THE Human Development Institute in Port Moresby has embarked on a programme to rehabilitate gender-based victims and perpetrators through its Personal Viability Business Class education system.
The first lot of over 20 such persons graduated on Sept 16, along with a group who had completed Level 3 in the PV Business System.
This course was the first “loving service to the needy” training course conducted outside of correctional institutions in PNG, said Samuel Tam, founder of Human Development Institute (HDI).
More such training will follow this initial one, in partnership with the recently launched Change Foundation Inc.
Change Foundation Inc is a PNG association, incorporated by Papua New Guineans from all walks of life who have decided to act to help eliminate the cause of gender-based violence and to rehabilitate victims and perpetrators. Founding members of Change Foundation include doctors, nurses, trauma counsellors, lawyers, accountants, entrepreneurs and ordinary Papua New Guineans in public and private sectors, both male and female.
Change Foundation is also supported by founding partners like Women’s Micro Bank, Human Development Institute, Rapid Response Ltd, Boroko Motors, Keko Cleaning & Beautification Services Ltd, Eagle PV Business Scheme Ltd, 4-Mile Medical Centre and others.
The foundation mission is to give love, faith and hope to GBV victims and perpetrators; its philosophy is Papua New Guineans caring, helping and supporting Papua New Guineans, and its purpose is to help rehabilitate victims and perpetrators of GBV in all provinces.
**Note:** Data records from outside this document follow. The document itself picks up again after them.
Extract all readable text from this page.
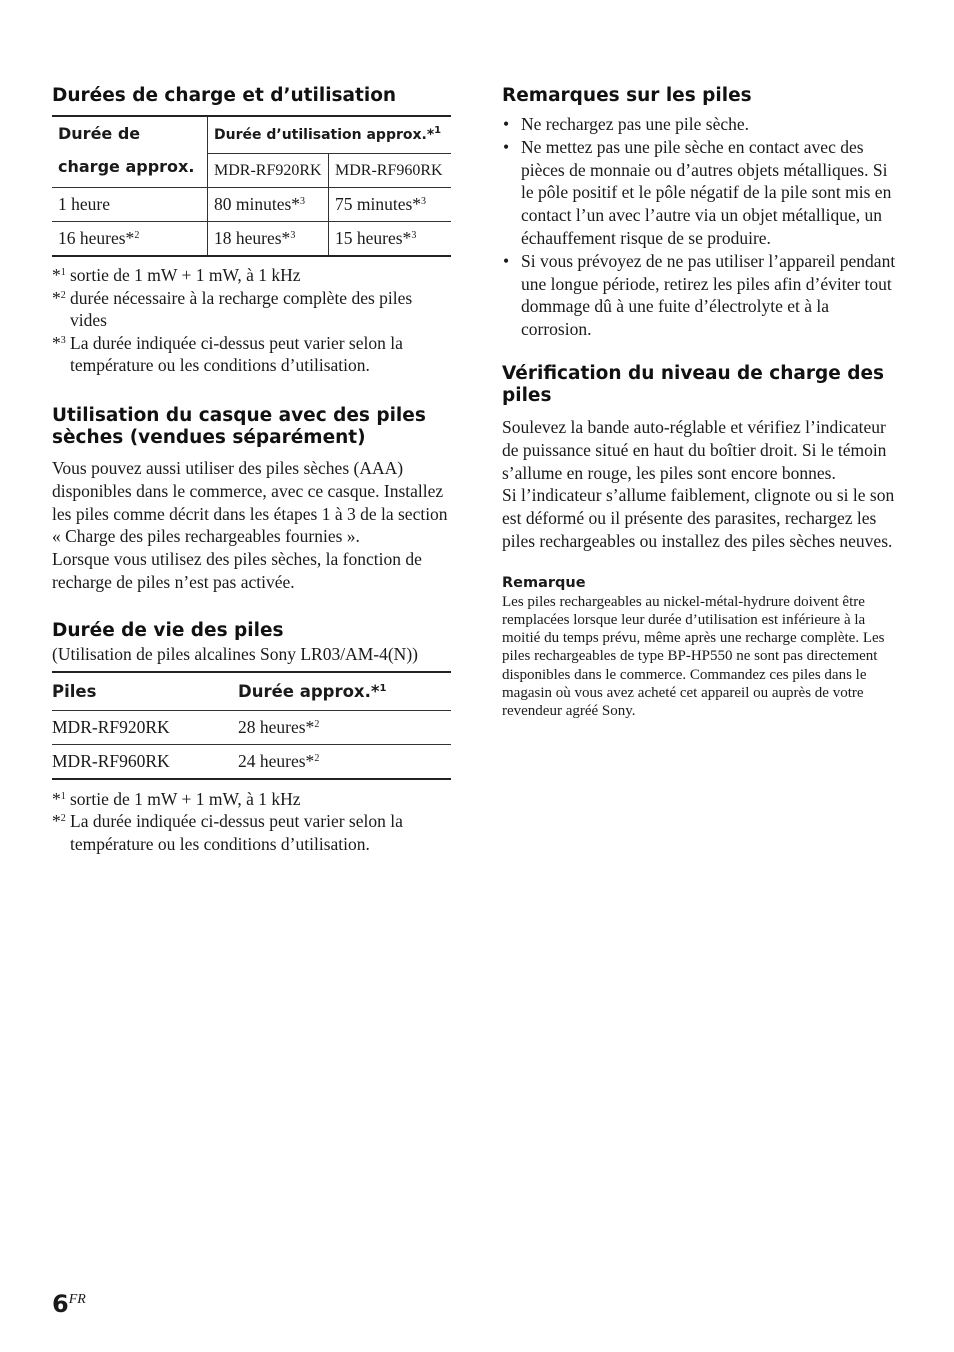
Durées de charge et d’utilisation
Durée de
charge approx.	Durée d’utilisation approx.*$^1$
	MDR-RF920RK	MDR-RF960RK
1 heure	80 minutes*$^3$	75 minutes*$^3$
16 heures*$^2$	18 heures*$^3$	15 heures*$^3$
*$^1$ sortie de 1 mW + 1 mW, à 1 kHz
*$^2$ durée nécessaire à la recharge complète des piles vides
*$^3$ La durée indiquée ci-dessus peut varier selon la température ou les conditions d’utilisation.
Utilisation du casque avec des piles sèches (vendues séparément)

Vous pouvez aussi utiliser des piles sèches (AAA) disponibles dans le commerce, avec ce casque. Installez les piles comme décrit dans les étapes 1 à 3 de la section « Charge des piles rechargeables fournies ».

Lorsque vous utilisez des piles sèches, la fonction de recharge de piles n’est pas activée.

Durée de vie des piles

(Utilisation de piles alcalines Sony LR03/AM-4(N))

Piles	Durée approx.*$^1$
MDR-RF920RK	28 heures*$^2$
MDR-RF960RK	24 heures*$^2$
*$^1$ sortie de 1 mW + 1 mW, à 1 kHz
*$^2$ La durée indiquée ci-dessus peut varier selon la température ou les conditions d’utilisation.
Remarques sur les piles
• Ne rechargez pas une pile sèche.
• Ne mettez pas une pile sèche en contact avec des pièces de monnaie ou d’autres objets métalliques. Si le pôle positif et le pôle négatif de la pile sont mis en contact l’un avec l’autre via un objet métallique, un échauffement risque de se produire.
• Si vous prévoyez de ne pas utiliser l’appareil pendant une longue période, retirez les piles afin d’éviter tout dommage dû à une fuite d’électrolyte et à la corrosion.
Vérification du niveau de charge des piles

Soulevez la bande auto-réglable et vérifiez l’indicateur de puissance situé en haut du boîtier droit. Si le témoin s’allume en rouge, les piles sont encore bonnes.

Si l’indicateur s’allume faiblement, clignote ou si le son est déformé ou il présente des parasites, rechargez les piles rechargeables ou installez des piles sèches neuves.

Remarque

Les piles rechargeables au nickel-métal-hydrure doivent être remplacées lorsque leur durée d’utilisation est inférieure à la moitié du temps prévu, même après une recharge complète. Les piles rechargeables de type BP-HP550 ne sont pas directement disponibles dans le commerce. Commandez ces piles dans le magasin où vous avez acheté cet appareil ou auprès de votre revendeur agréé Sony.

$6^{FR}$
The foundation’s objectives are to:

  1. Provide a tracking system to help prevent GBV
  2. Provide real time rapid response system to rescue victims of GBV
  3. Establish rehabilitation centres in all provinces which will become houses of love, faith and hope
  4. Provide professional help and support services to GBV victims including medical, legal and social matters
  5. Provide training to change mindsets using HDI Personal Viability Training programme
  6. Maintain a data base to record and track complaints, victims and perpetrators
  7. Establish income-generating projects for victims and rehabilitation centres to become self-reliant and financially independent
  8. Provide entrepreneur development using HDI business-class education system (PVBS) to help alleviate poverty
The highlight of the graduation on Sept 16 was the “adoption” druing which the graduates from the GBV group selected godparents or mentors to guide them as they practise their new-found knowledge and skills.

Among the group that graduated on Independence Day were re 11 GBV victims and perpetrators in the inaugural rehabilitation course and 10 volunteer workers who provided support to GBV victims. Also, seven trainee PVBS coaches attended to assist in rehabilitation work to change mindsets from poor to rich mindsets.
The course was conducted from Aug 31 to Sept 10 at the Human Development Institute office at 6-Mile Port Moresby.
One of the trainees in the group Bobby Mua testified of how he had struggled with a young family while fishing in Port Moresby waters to make a living.
“I am from Chimbu in the highlands but grew up with coastal people, learnt to fish and made that my means of survival. My group has been struggling to make money but with the training I have received, we can now organise ourselves better,” Mua said.
He presented a mounted black coral to HDI founder and training Samuel Tam (Papa Sam) in appreciation for what he said was life-changing knowledge and skills he had gained in the week-long PV training.
Tam was impressed with the interest shown by this group of students.
“This class is one of the best class I have ever trained because students are street-smart. They know how to survive in the streets and as a result they are street-savvy and their questions to me were from that street background,” he said.